InfoCatólica / Deo Omnis Gloria / Categoría: Una, santa, católica y apostólica

26.02.19

De cuando rezo el rosario (I)

De cuando rezo el rosario aprendo a mirar quien realmente soy.

Por ejemplo, miro que soy una señora mayor que debe sentarse a rezar en una sillita de playa no solo para que no le duelan todos los huesos sino para que, si se duerme, como generalmente ocurre, la nuca y otras partes del cuerpo no sufran más de lo necesario. 

Soy una señora mayor con dolores que muchas veces se duerme al rezar el rosario.

Rezo rosarios que me toman hasta hora y media entre lo que me despierto y sigo durmiendo, digo, rezando. 

Eso y mil otras cosas aprendo de cuando rezo el rosario. 

Me encanta porque toda vez que aprendo algo me doy cuenta cuán unida estoy por naturaleza a María Santísima pero también por cuán profundamente me tiene unida a su corazón por habérmele consagrado aunque, también, me doy cuenta de cuán fácilmente, por mérito de la gracia, me uno a Jesús de esta manera, a un punto tal que hasta puedo verlo guillándome el ojo.

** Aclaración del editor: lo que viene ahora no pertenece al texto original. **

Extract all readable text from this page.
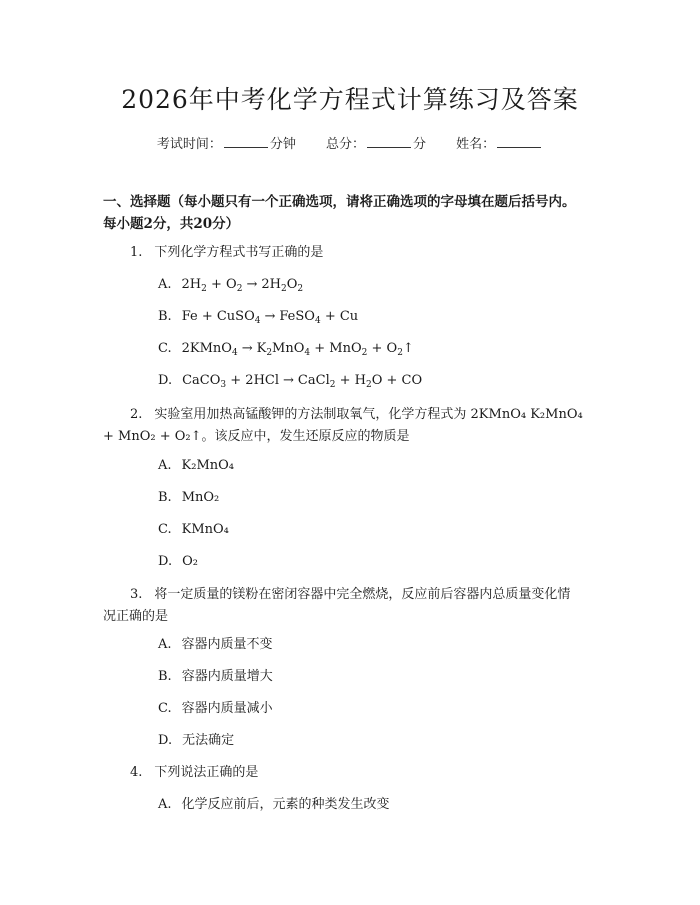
2026年中考化学方程式计算练习及答案
考试时间：	分钟 总分：	分 姓名：
一、选择题（每小题只有一个正确选项，请将正确选项的字母填在题后括号内。
每小题2分，共20分）
1. 下列化学方程式书写正确的是
A. $2H_2 + O_2 \to 2H_2O_2$
B. Fe + CuSO$_4$ → FeSO$_4$ + Cu
C. 2KMnO$_4$ → $K_2MnO_4 + MnO_2$ + $O_2↑$
D. CaCO$_3$ + 2HCl → CaCl$_2$ + $H_2O$ + CO
2. 实验室用加热高锰酸钾的方法制取氧气，化学方程式为 2KMnO₄ K₂MnO₄
+ MnO₂ + O₂↑。该反应中，发生还原反应的物质是
A. K₂MnO₄
B. MnO₂
C. KMnO₄
D. O₂
3. 将一定质量的镁粉在密闭容器中完全燃烧，反应前后容器内总质量变化情
况正确的是
A. 容器内质量不变
B. 容器内质量增大
C. 容器内质量减小
D. 无法确定
4. 下列说法正确的是
A. 化学反应前后，元素的种类发生改变
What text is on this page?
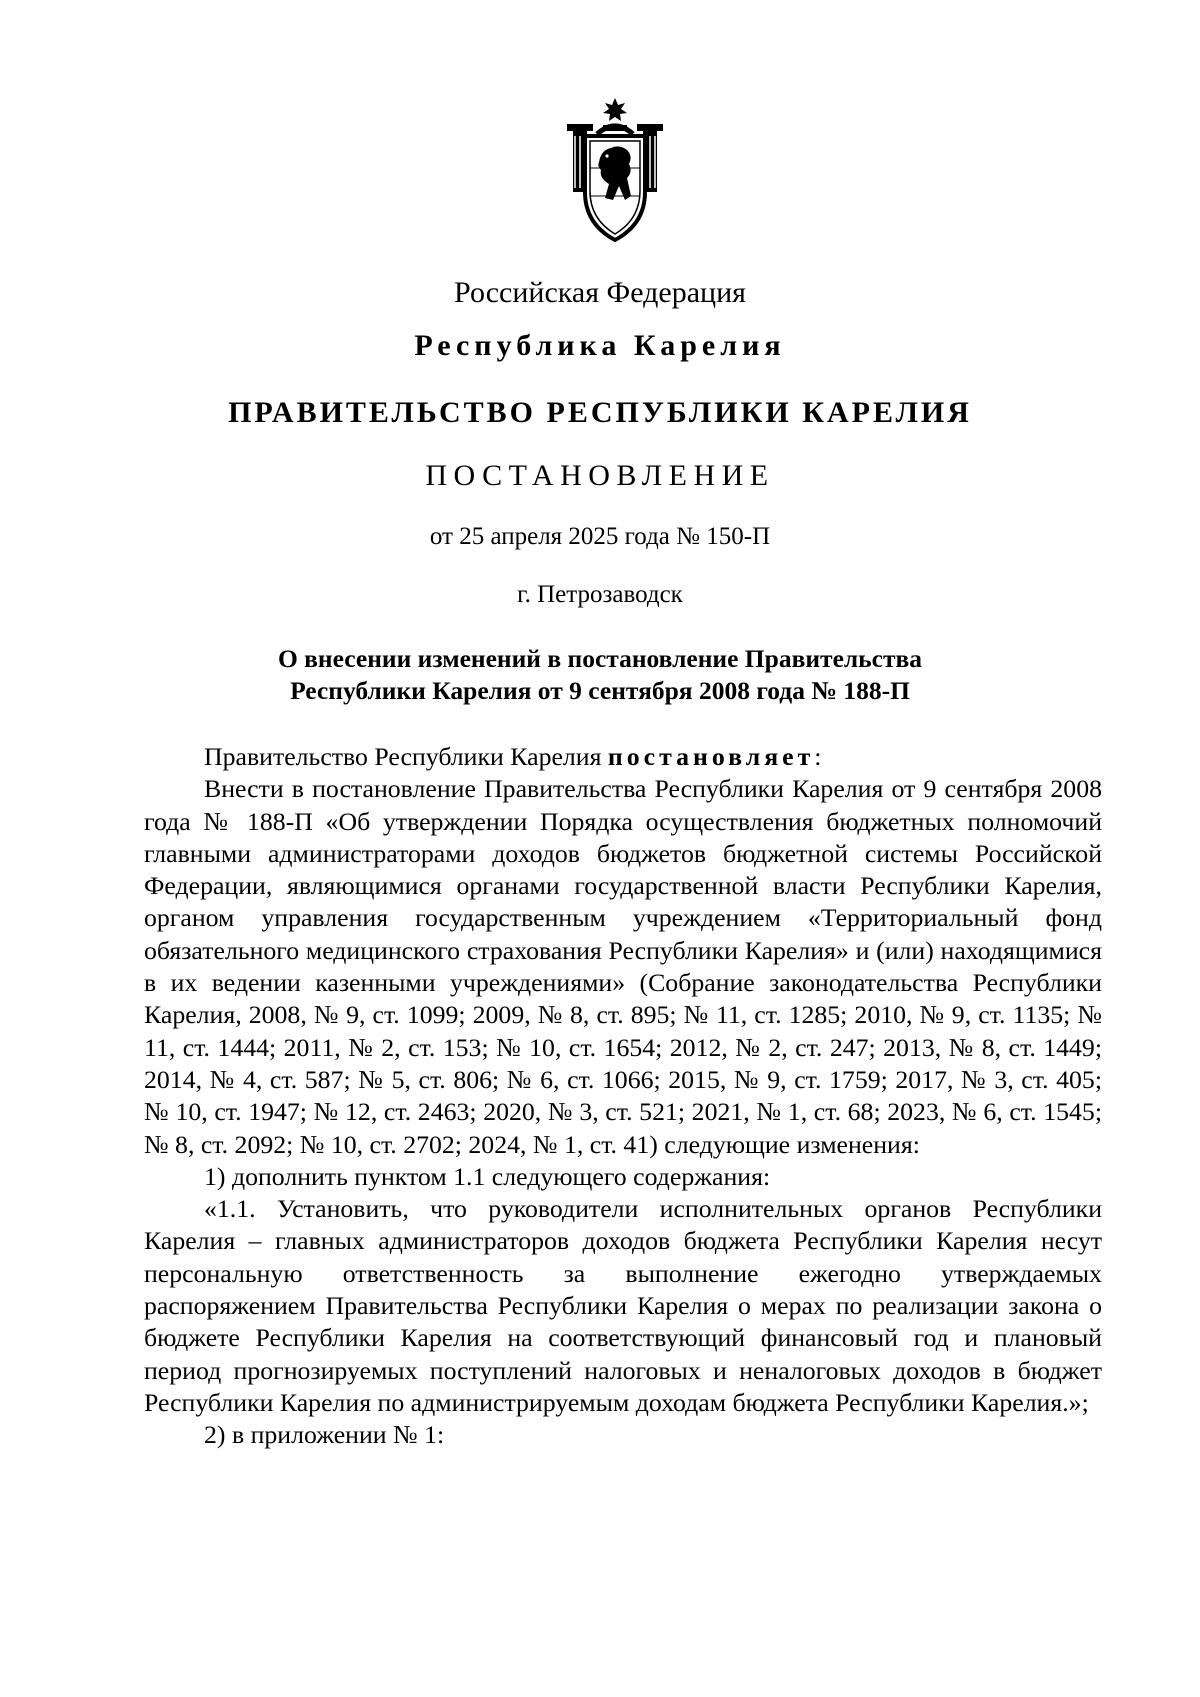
Российская Федерация
Республика Карелия
ПРАВИТЕЛЬСТВО РЕСПУБЛИКИ КАРЕЛИЯ
ПОСТАНОВЛЕНИЕ
от 25 апреля 2025 года № 150-П
г. Петрозаводск
О внесении изменений в постановление Правительства
Республики Карелия от 9 сентября 2008 года № 188-П

Правительство Республики Карелия постановляет:

Внести в постановление Правительства Республики Карелия от 9 сентября 2008 года № 188-П «Об утверждении Порядка осуществления бюджетных полномочий главными администраторами доходов бюджетов бюджетной системы Российской Федерации, являющимися органами государственной власти Республики Карелия, органом управления государственным учреждением «Территориальный фонд обязательного медицинского страхования Республики Карелия» и (или) находящимися в их ведении казенными учреждениями» (Собрание законодательства Республики Карелия, 2008, № 9, ст. 1099; 2009, № 8, ст. 895; № 11, ст. 1285; 2010, № 9, ст. 1135; № 11, ст. 1444; 2011, № 2, ст. 153; № 10, ст. 1654; 2012, № 2, ст. 247; 2013, № 8, ст. 1449; 2014, № 4, ст. 587; № 5, ст. 806; № 6, ст. 1066; 2015, № 9, ст. 1759; 2017, № 3, ст. 405; № 10, ст. 1947; № 12, ст. 2463; 2020, № 3, ст. 521; 2021, № 1, ст. 68; 2023, № 6, ст. 1545; № 8, ст. 2092; № 10, ст. 2702; 2024, № 1, ст. 41) следующие изменения:

1) дополнить пунктом 1.1 следующего содержания:

«1.1. Установить, что руководители исполнительных органов Республики Карелия – главных администраторов доходов бюджета Республики Карелия несут персональную ответственность за выполнение ежегодно утверждаемых распоряжением Правительства Республики Карелия о мерах по реализации закона о бюджете Республики Карелия на соответствующий финансовый год и плановый период прогнозируемых поступлений налоговых и неналоговых доходов в бюджет Республики Карелия по администрируемым доходам бюджета Республики Карелия.»;

2) в приложении № 1:
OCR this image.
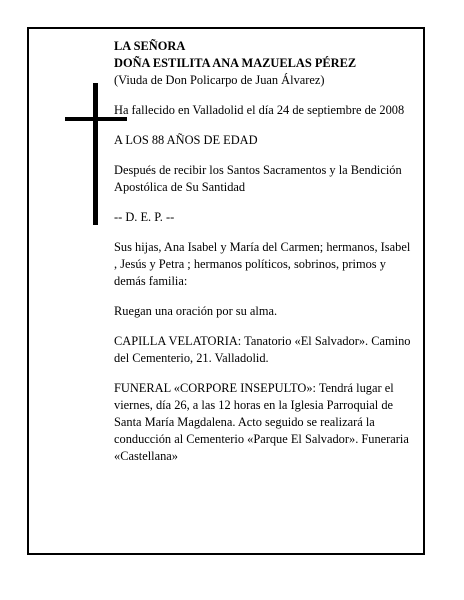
LA SEÑORA
DOÑA ESTILITA ANA MAZUELAS PÉREZ
(Viuda de Don Policarpo de Juan Álvarez)

Ha fallecido en Valladolid el día 24 de septiembre de 2008

A LOS 88 AÑOS DE EDAD

Después de recibir los Santos Sacramentos y la Bendición Apostólica de Su Santidad

-- D. E. P. --

Sus hijas, Ana Isabel y María del Carmen; hermanos, Isabel , Jesús y Petra ; hermanos políticos, sobrinos, primos y demás familia:

Ruegan una oración por su alma.

CAPILLA VELATORIA: Tanatorio «El Salvador». Camino del Cementerio, 21. Valladolid.

FUNERAL «CORPORE INSEPULTO»: Tendrá lugar el viernes, día 26, a las 12 horas en la Iglesia Parroquial de Santa María Magdalena. Acto seguido se realizará la conducción al Cementerio «Parque El Salvador». Funeraria «Castellana»
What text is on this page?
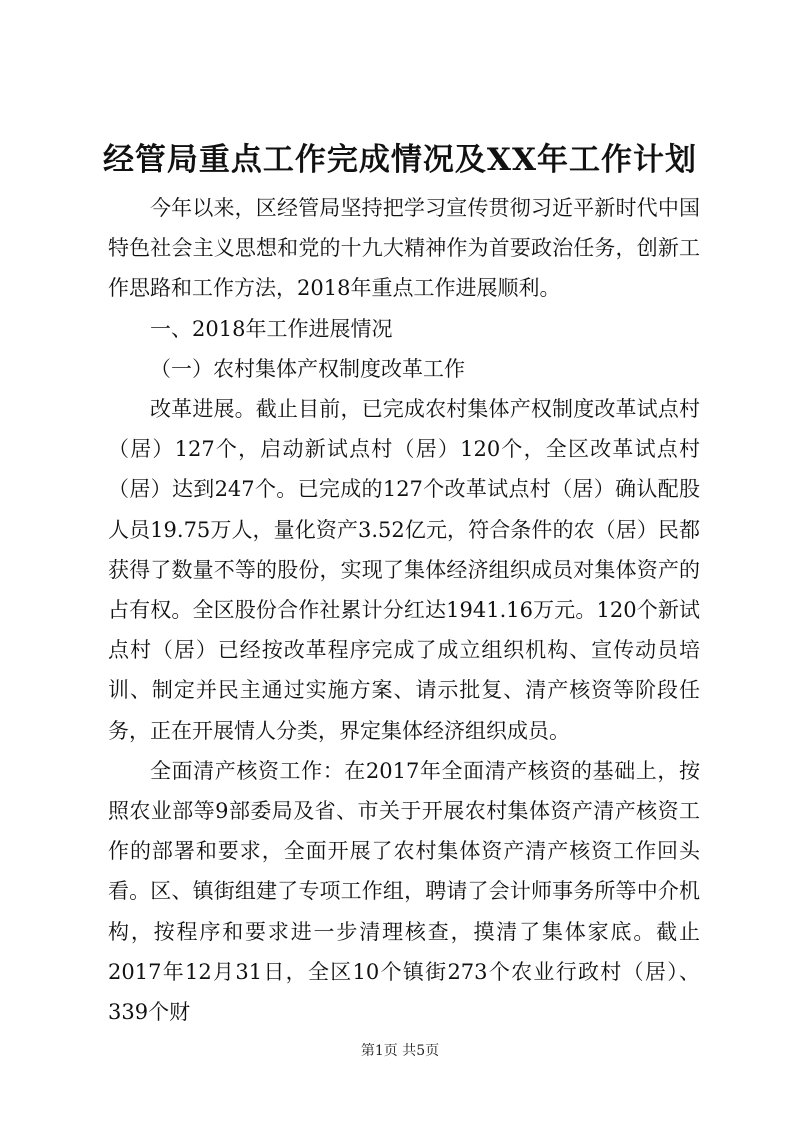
经管局重点工作完成情况及XX年工作计划

今年以来，区经管局坚持把学习宣传贯彻习近平新时代中国特色社会主义思想和党的十九大精神作为首要政治任务，创新工作思路和工作方法，2018年重点工作进展顺利。

一、2018年工作进展情况

（一）农村集体产权制度改革工作

改革进展。截止目前，已完成农村集体产权制度改革试点村（居）127个，启动新试点村（居）120个，全区改革试点村（居）达到247个。已完成的127个改革试点村（居）确认配股人员19.75万人，量化资产3.52亿元，符合条件的农（居）民都获得了数量不等的股份，实现了集体经济组织成员对集体资产的占有权。全区股份合作社累计分红达1941.16万元。120个新试点村（居）已经按改革程序完成了成立组织机构、宣传动员培训、制定并民主通过实施方案、请示批复、清产核资等阶段任务，正在开展情人分类，界定集体经济组织成员。

全面清产核资工作：在2017年全面清产核资的基础上，按照农业部等9部委局及省、市关于开展农村集体资产清产核资工作的部署和要求，全面开展了农村集体资产清产核资工作回头看。区、镇街组建了专项工作组，聘请了会计师事务所等中介机构，按程序和要求进一步清理核查，摸清了集体家底。截止2017年12月31日，全区10个镇街273个农业行政村（居）、339个财

第1页 共5页
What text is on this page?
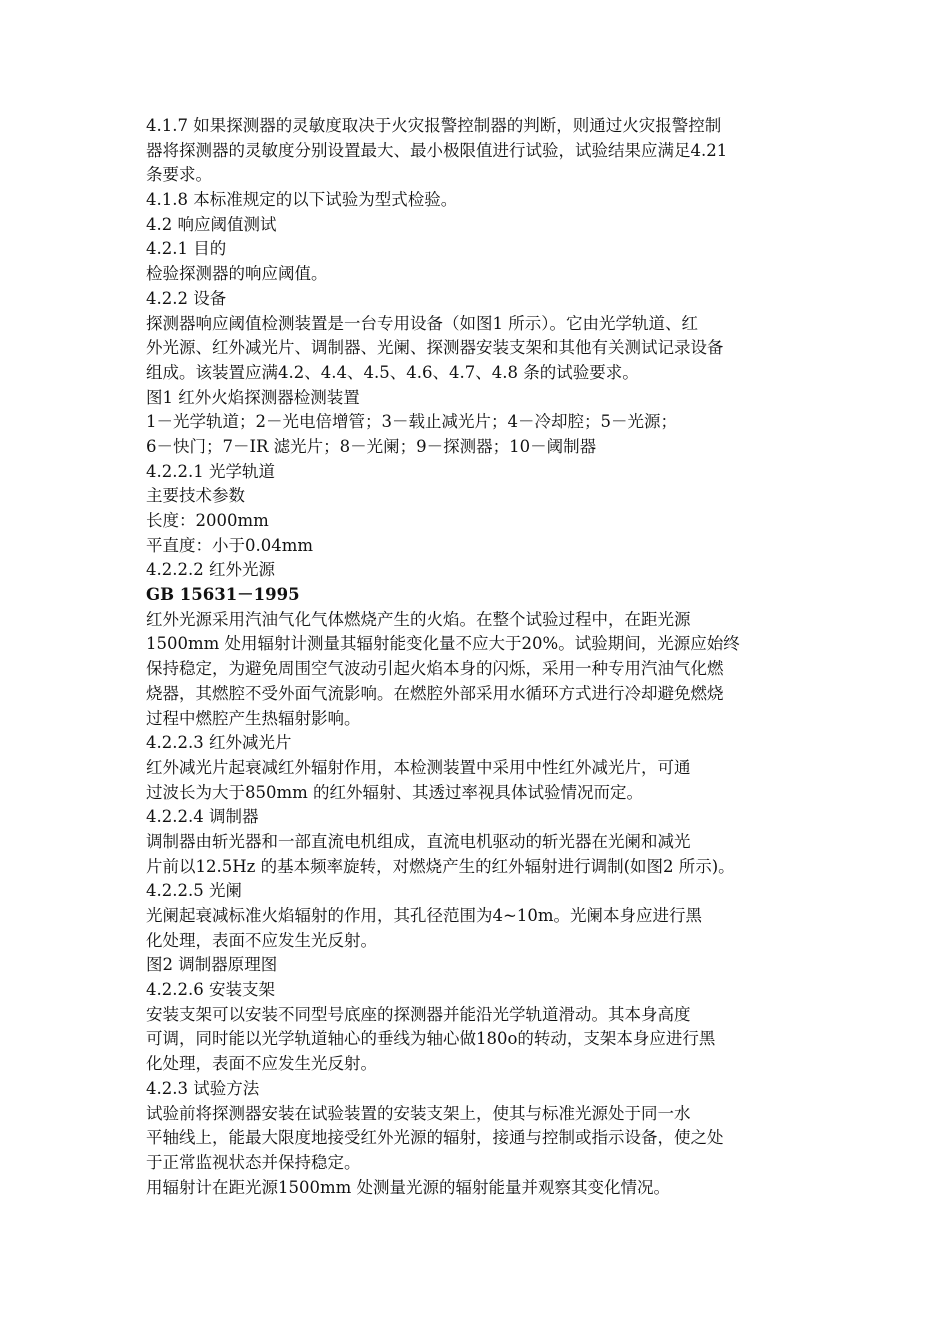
4.1.7 如果探测器的灵敏度取决于火灾报警控制器的判断，则通过火灾报警控制
器将探测器的灵敏度分别设置最大、最小极限值进行试验，试验结果应满足4.21
条要求。
4.1.8 本标准规定的以下试验为型式检验。
4.2 响应阈值测试
4.2.1 目的
检验探测器的响应阈值。
4.2.2 设备
探测器响应阈值检测装置是一台专用设备（如图1 所示）。它由光学轨道、红
外光源、红外减光片、调制器、光阑、探测器安装支架和其他有关测试记录设备
组成。该装置应满4.2、4.4、4.5、4.6、4.7、4.8 条的试验要求。
图1 红外火焰探测器检测装置
1－光学轨道；2－光电倍增管；3－载止减光片；4－冷却腔；5－光源；
6－快门；7－IR 滤光片；8－光阑；9－探测器；10－阈制器
4.2.2.1 光学轨道
主要技术参数
长度：2000mm
平直度：小于0.04mm
4.2.2.2 红外光源
GB 15631－1995
红外光源采用汽油气化气体燃烧产生的火焰。在整个试验过程中，在距光源
1500mm 处用辐射计测量其辐射能变化量不应大于20%。试验期间，光源应始终
保持稳定，为避免周围空气波动引起火焰本身的闪烁，采用一种专用汽油气化燃
烧器，其燃腔不受外面气流影响。在燃腔外部采用水循环方式进行冷却避免燃烧
过程中燃腔产生热辐射影响。
4.2.2.3 红外减光片
红外减光片起衰减红外辐射作用，本检测装置中采用中性红外减光片，可通
过波长为大于850mm 的红外辐射、其透过率视具体试验情况而定。
4.2.2.4 调制器
调制器由斩光器和一部直流电机组成，直流电机驱动的斩光器在光阑和减光
片前以12.5Hz 的基本频率旋转，对燃烧产生的红外辐射进行调制(如图2 所示)。
4.2.2.5 光阑
光阑起衰减标准火焰辐射的作用，其孔径范围为4~10m。光阑本身应进行黑
化处理，表面不应发生光反射。
图2 调制器原理图
4.2.2.6 安装支架
安装支架可以安装不同型号底座的探测器并能沿光学轨道滑动。其本身高度
可调，同时能以光学轨道轴心的垂线为轴心做180o的转动，支架本身应进行黑
化处理，表面不应发生光反射。
4.2.3 试验方法
试验前将探测器安装在试验装置的安装支架上，使其与标准光源处于同一水
平轴线上，能最大限度地接受红外光源的辐射，接通与控制或指示设备，使之处
于正常监视状态并保持稳定。
用辐射计在距光源1500mm 处测量光源的辐射能量并观察其变化情况。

Muy dichosos nos pasamos los tres junto a los santos y almas justas de la tierra que rezan el rosario a la misma hora; tan dichosos que, no más termino me quedo con la certeza de haber –realmente- contribuido a la salvación del mundo.

Cómo no podría, de seguido, continuar contenta lo que resta del día?

Bello, muy bello, bueno y verdadero todo lo que sucede en el alma y en el mundo cuando se reza el rosario.

De vez en cuando, escribiré alguna entradita al blog sobre aquello que aprendo cuando lo rezo.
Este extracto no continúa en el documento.